As I told the reporter for TV News Check, the rumors are not the only problem meteorologists have with Facebook. A big one is the fact that only a very small percentage of folks who like a page will see any one post, and a good example is shown on the left. Notice the number reached out of 32 thousand plus people who liked my page, just a few hundred. If someone is expecting to get warnings of severe weather this way, they will almost certainly not.

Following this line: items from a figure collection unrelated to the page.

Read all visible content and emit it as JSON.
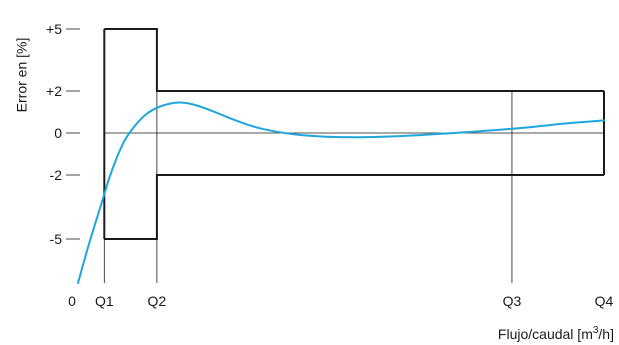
{
  "chart_data": {
    "type": "line",
    "title": "",
    "ylabel": "Error en [%]",
    "xlabel_main": "Flujo/caudal [m",
    "xlabel_sup": "3",
    "xlabel_tail": "/h]",
    "x_ticks": [
      "0",
      "Q1",
      "Q2",
      "Q3",
      "Q4"
    ],
    "x_positions": [
      0,
      1,
      3,
      16.5,
      20
    ],
    "y_ticks": [
      "+5",
      "+2",
      "0",
      "-2",
      "-5"
    ],
    "y_values": [
      5,
      2,
      0,
      -2,
      -5
    ],
    "xlim": [
      0,
      20
    ],
    "ylim": [
      -7,
      5
    ],
    "series": [
      {
        "values": [
          [
            0,
            -7.0
          ],
          [
            0.4,
            -5.3
          ],
          [
            0.8,
            -3.7
          ],
          [
            1.0,
            -2.9
          ],
          [
            1.2,
            -2.1
          ],
          [
            1.5,
            -1.1
          ],
          [
            1.8,
            -0.3
          ],
          [
            2.2,
            0.4
          ],
          [
            2.6,
            0.9
          ],
          [
            3.0,
            1.2
          ],
          [
            3.5,
            1.4
          ],
          [
            3.9,
            1.45
          ],
          [
            4.4,
            1.35
          ],
          [
            5.0,
            1.1
          ],
          [
            6.0,
            0.6
          ],
          [
            7.0,
            0.2
          ],
          [
            8.5,
            -0.1
          ],
          [
            10.5,
            -0.2
          ],
          [
            13.0,
            -0.1
          ],
          [
            16.5,
            0.2
          ],
          [
            18.5,
            0.45
          ],
          [
            20.0,
            0.6
          ]
        ]
      }
    ],
    "tolerance_envelope": {
      "upper": [
        [
          1,
          5
        ],
        [
          3,
          5
        ],
        [
          3,
          2
        ],
        [
          20,
          2
        ]
      ],
      "lower": [
        [
          1,
          -5
        ],
        [
          3,
          -5
        ],
        [
          3,
          -2
        ],
        [
          20,
          -2
        ]
      ]
    },
    "colors": {
      "curve": "#1ea7dc",
      "envelope": "#1a1a1a",
      "gridlines": "#1a1a1a"
    },
    "grid": false,
    "legend": "none"
  }
}
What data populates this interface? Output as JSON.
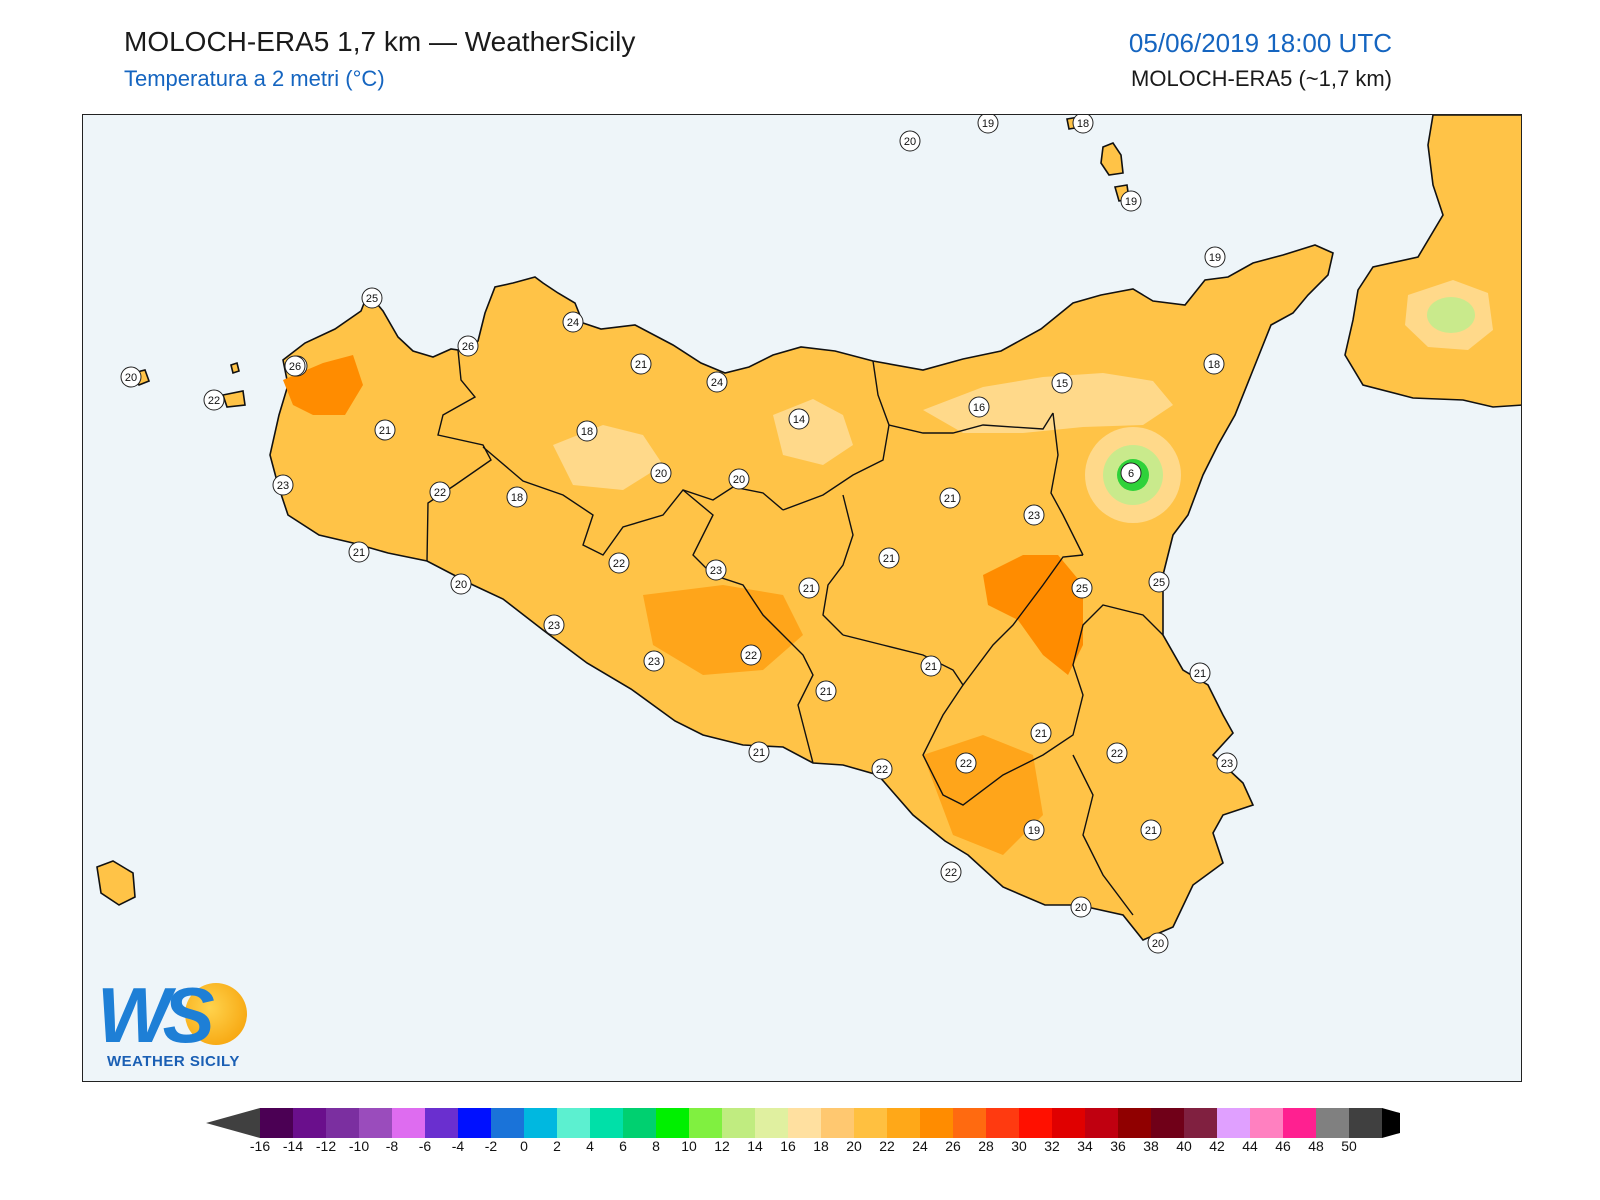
{
  "header": {
    "title": "MOLOCH-ERA5 1,7 km — WeatherSicily",
    "subtitle": "Temperatura a 2 metri (°C)",
    "datetime": "05/06/2019 18:00 UTC",
    "model": "MOLOCH-ERA5 (~1,7 km)"
  },
  "logo": {
    "letters": "WS",
    "text": "WEATHER SICILY"
  },
  "map": {
    "colors": {
      "sea": "#eef5f9",
      "land": "#ffc347",
      "warm": "#ffa51a",
      "hot": "#ff8c00",
      "cool": "#ffd98a",
      "cold": "#c9ea8c",
      "coldest": "#2fd23a",
      "border": "#111111"
    },
    "station_values": [
      "20",
      "19",
      "18",
      "19",
      "19",
      "25",
      "24",
      "26",
      "21",
      "21",
      "24",
      "22",
      "20",
      "26",
      "21",
      "18",
      "20",
      "20",
      "14",
      "16",
      "15",
      "18",
      "23",
      "22",
      "18",
      "6",
      "21",
      "23",
      "21",
      "20",
      "21",
      "22",
      "23",
      "21",
      "25",
      "25",
      "23",
      "23",
      "22",
      "21",
      "21",
      "21",
      "22",
      "21",
      "22",
      "22",
      "23",
      "21",
      "19",
      "22",
      "21",
      "20",
      "20"
    ]
  },
  "colorbar": {
    "ticks": [
      "-16",
      "-14",
      "-12",
      "-10",
      "-8",
      "-6",
      "-4",
      "-2",
      "0",
      "2",
      "4",
      "6",
      "8",
      "10",
      "12",
      "14",
      "16",
      "18",
      "20",
      "22",
      "24",
      "26",
      "28",
      "30",
      "32",
      "34",
      "36",
      "38",
      "40",
      "42",
      "44",
      "46",
      "48",
      "50"
    ],
    "colors": [
      "#4b0054",
      "#6a0f8c",
      "#7b2fa0",
      "#9a4cbc",
      "#de6cf0",
      "#6a2fcf",
      "#0010ff",
      "#1a73d9",
      "#00b8e0",
      "#5cf0d0",
      "#00e0a8",
      "#00d070",
      "#00f000",
      "#80f040",
      "#c0ec80",
      "#e0f0a0",
      "#ffe0a0",
      "#ffc870",
      "#ffc040",
      "#ffa818",
      "#ff8c00",
      "#ff6a10",
      "#ff3a10",
      "#ff1000",
      "#e00000",
      "#c00010",
      "#900000",
      "#700018",
      "#802040",
      "#e0a0ff",
      "#ff80c0",
      "#ff2090",
      "#808080",
      "#404040"
    ],
    "under_color": "#404040",
    "over_color": "#000000"
  }
}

Having the ability to interact with viewers is the part about social media that I love, and it has added greatly to the enjoyment of my job, because I love sharing weather and science info that I don’t have time for in a short 3 minute weathercast. Most of my fellow broadcast meteorologists feel the same way, and social media posts are a great way of doing some science education, which is desperately needed.
These rumors were not started by meteorologists, but instead by weather junkies who have almost no training in atmospheric science, but have learned to read basic weather model output. I explain more in my talk which you can see courtesy of the AMS, but if you are wondering what we do about it, then that’s a good question. Facebook has been verifying the pages of real meteorologists, and those of us who certification from the American Metr. Society have put those on our Facebook/Twitter pages as well.
Jason Samenow at Capital Weather Gang wrote about the issue in the post today, and the Weather Channel will cover the issue in next weeks edition of their new show WEATHER GEEKS (hosted by former AMS President Dr. Marshall Shepherd). They will also announce the “Geek of the Week”- which Dr. Shepherd tells me is me ;).
My talk at the broadcast conference is available below, (click the image) and if you watch it, you will see that I think these rumors are a product of something deeper than misunderstanding the abilities of weather models. It involves the “decade of the conspiracy theory” we are living in, and our nation’s abysmal level of science education is certainly partly to blame.